Of course, you’ll want to drain the water tank and refill it at least once a month at least, which will stop the air from getting musty and give you a chance to refresh the scent if you really feel the need to. It’s also not a bad idea to check your cooler at least once every three months just to see what state it is in, and clean it during those times.
Essentially, it is a good idea to check on your unit regularly, and also clean it before and after any sort of heavy usage. This is the best advice if you want to keep the unit in top shape for as long as possible, and to avoid the growth of mildew and mold for as long as you can.
Things to keep in Mind
As you can see, cleaning and maintaining your evaporative air conditioner is not a very grueling or difficult process. As long as you know what you are doing, you can have the entire unit cleaned and tuned up in just a few hours, or even less if some of the more harrowing tactics like the vinegar soak aren’t required.

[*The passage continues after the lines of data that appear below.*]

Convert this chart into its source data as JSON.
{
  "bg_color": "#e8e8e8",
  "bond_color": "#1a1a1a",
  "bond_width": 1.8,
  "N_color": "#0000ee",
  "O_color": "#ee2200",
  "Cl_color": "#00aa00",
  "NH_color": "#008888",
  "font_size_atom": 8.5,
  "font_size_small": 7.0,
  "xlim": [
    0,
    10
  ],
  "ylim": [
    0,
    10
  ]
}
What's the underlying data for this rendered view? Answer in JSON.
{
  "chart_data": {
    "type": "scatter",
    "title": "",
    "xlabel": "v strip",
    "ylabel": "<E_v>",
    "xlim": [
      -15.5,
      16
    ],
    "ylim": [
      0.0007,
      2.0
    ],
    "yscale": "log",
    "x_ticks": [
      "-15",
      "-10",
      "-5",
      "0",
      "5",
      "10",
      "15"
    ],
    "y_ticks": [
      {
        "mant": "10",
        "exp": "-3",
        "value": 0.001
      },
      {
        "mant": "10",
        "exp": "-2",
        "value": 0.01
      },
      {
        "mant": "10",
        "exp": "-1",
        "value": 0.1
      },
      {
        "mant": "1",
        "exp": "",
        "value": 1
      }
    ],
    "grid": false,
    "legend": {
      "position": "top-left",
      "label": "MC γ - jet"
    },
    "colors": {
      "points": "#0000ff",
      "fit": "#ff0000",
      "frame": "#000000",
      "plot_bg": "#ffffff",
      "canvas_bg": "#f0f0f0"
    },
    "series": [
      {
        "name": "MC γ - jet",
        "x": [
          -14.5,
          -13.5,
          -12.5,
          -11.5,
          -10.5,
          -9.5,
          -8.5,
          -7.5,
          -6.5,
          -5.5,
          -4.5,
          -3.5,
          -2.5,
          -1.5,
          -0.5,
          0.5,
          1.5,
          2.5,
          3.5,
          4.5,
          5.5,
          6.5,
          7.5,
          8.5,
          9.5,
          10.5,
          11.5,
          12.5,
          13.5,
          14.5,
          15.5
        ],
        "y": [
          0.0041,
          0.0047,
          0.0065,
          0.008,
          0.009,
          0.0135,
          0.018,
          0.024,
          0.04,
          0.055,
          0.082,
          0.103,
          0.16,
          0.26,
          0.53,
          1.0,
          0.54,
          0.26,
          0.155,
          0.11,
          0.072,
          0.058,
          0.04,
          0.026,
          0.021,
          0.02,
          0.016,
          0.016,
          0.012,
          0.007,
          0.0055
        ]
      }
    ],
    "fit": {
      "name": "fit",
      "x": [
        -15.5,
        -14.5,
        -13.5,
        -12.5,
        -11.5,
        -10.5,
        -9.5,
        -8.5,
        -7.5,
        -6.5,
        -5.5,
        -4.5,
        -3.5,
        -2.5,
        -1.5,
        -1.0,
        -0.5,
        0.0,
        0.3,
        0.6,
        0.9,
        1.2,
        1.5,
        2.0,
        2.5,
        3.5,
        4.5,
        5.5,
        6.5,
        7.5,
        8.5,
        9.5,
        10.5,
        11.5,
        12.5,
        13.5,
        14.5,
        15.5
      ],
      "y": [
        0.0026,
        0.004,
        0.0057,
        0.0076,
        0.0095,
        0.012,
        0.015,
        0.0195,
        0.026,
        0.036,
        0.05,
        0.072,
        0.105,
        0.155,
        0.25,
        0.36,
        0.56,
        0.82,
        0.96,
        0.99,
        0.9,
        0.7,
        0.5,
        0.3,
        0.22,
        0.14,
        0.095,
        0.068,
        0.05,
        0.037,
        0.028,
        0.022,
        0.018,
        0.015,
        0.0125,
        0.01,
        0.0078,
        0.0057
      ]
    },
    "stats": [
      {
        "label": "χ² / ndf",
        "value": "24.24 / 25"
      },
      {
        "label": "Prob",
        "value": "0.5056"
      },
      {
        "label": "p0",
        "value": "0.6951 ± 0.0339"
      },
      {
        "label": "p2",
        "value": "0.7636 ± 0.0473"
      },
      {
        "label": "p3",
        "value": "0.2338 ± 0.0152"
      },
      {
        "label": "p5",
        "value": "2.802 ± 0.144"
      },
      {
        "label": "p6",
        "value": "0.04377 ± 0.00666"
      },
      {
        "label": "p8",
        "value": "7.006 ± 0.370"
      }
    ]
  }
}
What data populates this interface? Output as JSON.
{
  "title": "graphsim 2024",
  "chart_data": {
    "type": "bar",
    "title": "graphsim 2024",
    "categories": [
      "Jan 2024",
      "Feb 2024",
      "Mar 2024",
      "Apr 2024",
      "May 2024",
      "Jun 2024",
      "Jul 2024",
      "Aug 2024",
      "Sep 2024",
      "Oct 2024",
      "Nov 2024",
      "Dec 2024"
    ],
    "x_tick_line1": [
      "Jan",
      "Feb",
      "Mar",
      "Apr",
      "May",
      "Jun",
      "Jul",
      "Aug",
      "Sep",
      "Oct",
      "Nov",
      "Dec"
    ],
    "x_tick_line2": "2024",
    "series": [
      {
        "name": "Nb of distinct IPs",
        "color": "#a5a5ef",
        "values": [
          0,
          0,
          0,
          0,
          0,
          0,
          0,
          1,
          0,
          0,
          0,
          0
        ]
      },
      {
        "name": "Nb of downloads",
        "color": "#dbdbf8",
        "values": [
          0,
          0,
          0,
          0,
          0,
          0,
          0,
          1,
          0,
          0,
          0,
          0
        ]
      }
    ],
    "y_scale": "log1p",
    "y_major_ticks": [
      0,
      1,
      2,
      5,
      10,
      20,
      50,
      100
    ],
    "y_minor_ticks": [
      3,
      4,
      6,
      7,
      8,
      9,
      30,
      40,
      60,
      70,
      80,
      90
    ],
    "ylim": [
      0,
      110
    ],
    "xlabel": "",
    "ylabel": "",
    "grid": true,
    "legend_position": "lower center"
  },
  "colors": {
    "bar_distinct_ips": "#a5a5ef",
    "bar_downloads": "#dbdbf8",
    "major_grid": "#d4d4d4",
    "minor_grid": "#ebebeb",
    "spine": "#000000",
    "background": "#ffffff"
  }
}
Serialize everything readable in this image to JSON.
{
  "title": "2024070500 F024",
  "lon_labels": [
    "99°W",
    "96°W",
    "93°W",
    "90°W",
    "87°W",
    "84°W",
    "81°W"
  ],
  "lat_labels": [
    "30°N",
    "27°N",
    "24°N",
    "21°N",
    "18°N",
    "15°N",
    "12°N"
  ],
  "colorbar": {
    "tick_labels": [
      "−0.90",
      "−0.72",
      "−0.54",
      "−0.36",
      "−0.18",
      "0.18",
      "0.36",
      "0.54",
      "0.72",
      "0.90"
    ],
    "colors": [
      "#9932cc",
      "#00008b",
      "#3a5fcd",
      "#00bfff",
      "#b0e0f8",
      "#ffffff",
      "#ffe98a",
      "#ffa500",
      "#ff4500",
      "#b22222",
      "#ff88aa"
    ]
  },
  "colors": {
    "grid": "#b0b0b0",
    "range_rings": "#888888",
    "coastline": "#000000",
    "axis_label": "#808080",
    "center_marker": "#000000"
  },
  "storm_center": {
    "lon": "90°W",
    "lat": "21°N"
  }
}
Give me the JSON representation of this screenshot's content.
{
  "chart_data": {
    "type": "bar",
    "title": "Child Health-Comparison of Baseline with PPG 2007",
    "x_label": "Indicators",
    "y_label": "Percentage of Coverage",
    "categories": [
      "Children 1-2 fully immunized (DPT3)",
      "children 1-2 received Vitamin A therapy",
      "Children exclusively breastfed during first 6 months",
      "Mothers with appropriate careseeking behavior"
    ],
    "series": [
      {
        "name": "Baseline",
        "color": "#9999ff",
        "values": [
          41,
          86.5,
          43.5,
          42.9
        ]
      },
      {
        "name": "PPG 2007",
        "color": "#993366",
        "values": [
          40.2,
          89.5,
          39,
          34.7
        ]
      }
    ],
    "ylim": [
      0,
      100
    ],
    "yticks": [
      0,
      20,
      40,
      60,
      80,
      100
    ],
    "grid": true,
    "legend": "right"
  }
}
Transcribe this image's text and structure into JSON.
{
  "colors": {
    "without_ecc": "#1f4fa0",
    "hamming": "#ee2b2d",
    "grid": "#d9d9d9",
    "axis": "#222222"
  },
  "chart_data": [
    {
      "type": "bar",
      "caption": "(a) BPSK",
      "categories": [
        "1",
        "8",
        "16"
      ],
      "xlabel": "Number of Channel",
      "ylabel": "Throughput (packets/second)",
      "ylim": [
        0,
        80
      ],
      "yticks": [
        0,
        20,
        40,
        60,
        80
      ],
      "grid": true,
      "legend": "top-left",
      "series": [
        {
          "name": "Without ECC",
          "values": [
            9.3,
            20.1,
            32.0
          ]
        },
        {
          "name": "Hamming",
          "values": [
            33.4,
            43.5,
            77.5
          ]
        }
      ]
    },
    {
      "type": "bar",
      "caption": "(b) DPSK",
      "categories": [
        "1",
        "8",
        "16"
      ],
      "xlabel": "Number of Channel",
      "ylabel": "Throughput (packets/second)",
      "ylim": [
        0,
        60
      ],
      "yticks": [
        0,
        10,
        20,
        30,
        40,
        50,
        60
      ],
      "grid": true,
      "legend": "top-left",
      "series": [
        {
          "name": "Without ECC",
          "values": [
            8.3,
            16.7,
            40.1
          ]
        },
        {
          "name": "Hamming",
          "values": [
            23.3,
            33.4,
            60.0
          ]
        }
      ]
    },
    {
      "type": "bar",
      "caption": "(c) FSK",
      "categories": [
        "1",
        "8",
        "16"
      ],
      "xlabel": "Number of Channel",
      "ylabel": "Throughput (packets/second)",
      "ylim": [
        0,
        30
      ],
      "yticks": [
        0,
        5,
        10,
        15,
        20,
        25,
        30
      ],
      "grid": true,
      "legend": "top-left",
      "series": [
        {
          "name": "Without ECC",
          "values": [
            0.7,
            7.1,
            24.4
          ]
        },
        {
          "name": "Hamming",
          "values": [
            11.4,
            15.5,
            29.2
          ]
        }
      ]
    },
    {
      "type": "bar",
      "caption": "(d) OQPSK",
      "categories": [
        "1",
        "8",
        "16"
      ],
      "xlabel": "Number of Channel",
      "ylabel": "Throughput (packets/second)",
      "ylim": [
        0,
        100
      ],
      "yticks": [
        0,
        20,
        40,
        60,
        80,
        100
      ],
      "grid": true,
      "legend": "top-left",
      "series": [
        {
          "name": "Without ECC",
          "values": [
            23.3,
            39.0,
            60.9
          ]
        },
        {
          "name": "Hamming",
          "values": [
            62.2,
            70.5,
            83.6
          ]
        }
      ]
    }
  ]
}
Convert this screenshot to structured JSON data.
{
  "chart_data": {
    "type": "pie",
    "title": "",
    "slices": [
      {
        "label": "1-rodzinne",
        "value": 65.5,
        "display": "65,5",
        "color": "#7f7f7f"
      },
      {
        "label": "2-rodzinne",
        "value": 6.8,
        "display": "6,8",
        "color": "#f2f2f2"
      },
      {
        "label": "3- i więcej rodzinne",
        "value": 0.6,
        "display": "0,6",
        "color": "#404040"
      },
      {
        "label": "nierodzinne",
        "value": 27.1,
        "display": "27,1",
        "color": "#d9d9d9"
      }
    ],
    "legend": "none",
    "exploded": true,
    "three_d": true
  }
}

In short, all you really need are the tools that might be required to open or drain your unit, and water, unless you also need vinegar and a good sponge. That said, all that really matters is conducting this maintenance regularly. If you conduct regular maintenance on your unit, the likelihood of deposits will be lessened and you won’t have to scrub as hard or at all.
As for the pads, keep an eye on them and check on them on a regular basis. Because the air conditioner’s pads are almost always wet, you need to keep a close eye on them to ensure that they do not grow mildew or mold.
As stated previously, mold and mildew produces very dangerous allergens that could cause respiratory problems for those breathing the air, so vigilance is crucial. This is why your pads are by far the most important part of the evaporative air conditioner, and why they need to be taken care of regularly and properly.
That said, don’t think that you can be cheap and just clean your pads forever. Eventually they must be replaced, as it is dangerous to keep old ones for too long.
While you can clean them pretty regularly, you should never keep them for more than a year, and that’s a bit of a stretch at best. Clean them when you can, but do replace them if you ever find mold or mildew, for the health of both you and your family.
So long as you conduct regular checkups and maintenance on your air conditioning unit, it will continue to function for quite a long time. After all, it is a simple machine with relatively few moving parts, so the chances for something to go seriously wrong is slim, and when things do break it is usually as simple as replacing a single part.
Just keep an eye on the pads to ensure that there is no mold or mildew, and replace them when there is, since you can clean them when there isn’t. Follow that simple rule and your evaporative air conditioner unit will always be safe to use, even if it has been in use for a long time or if you have had it for many years. Regular maintenance is the key to the longevity of any tool.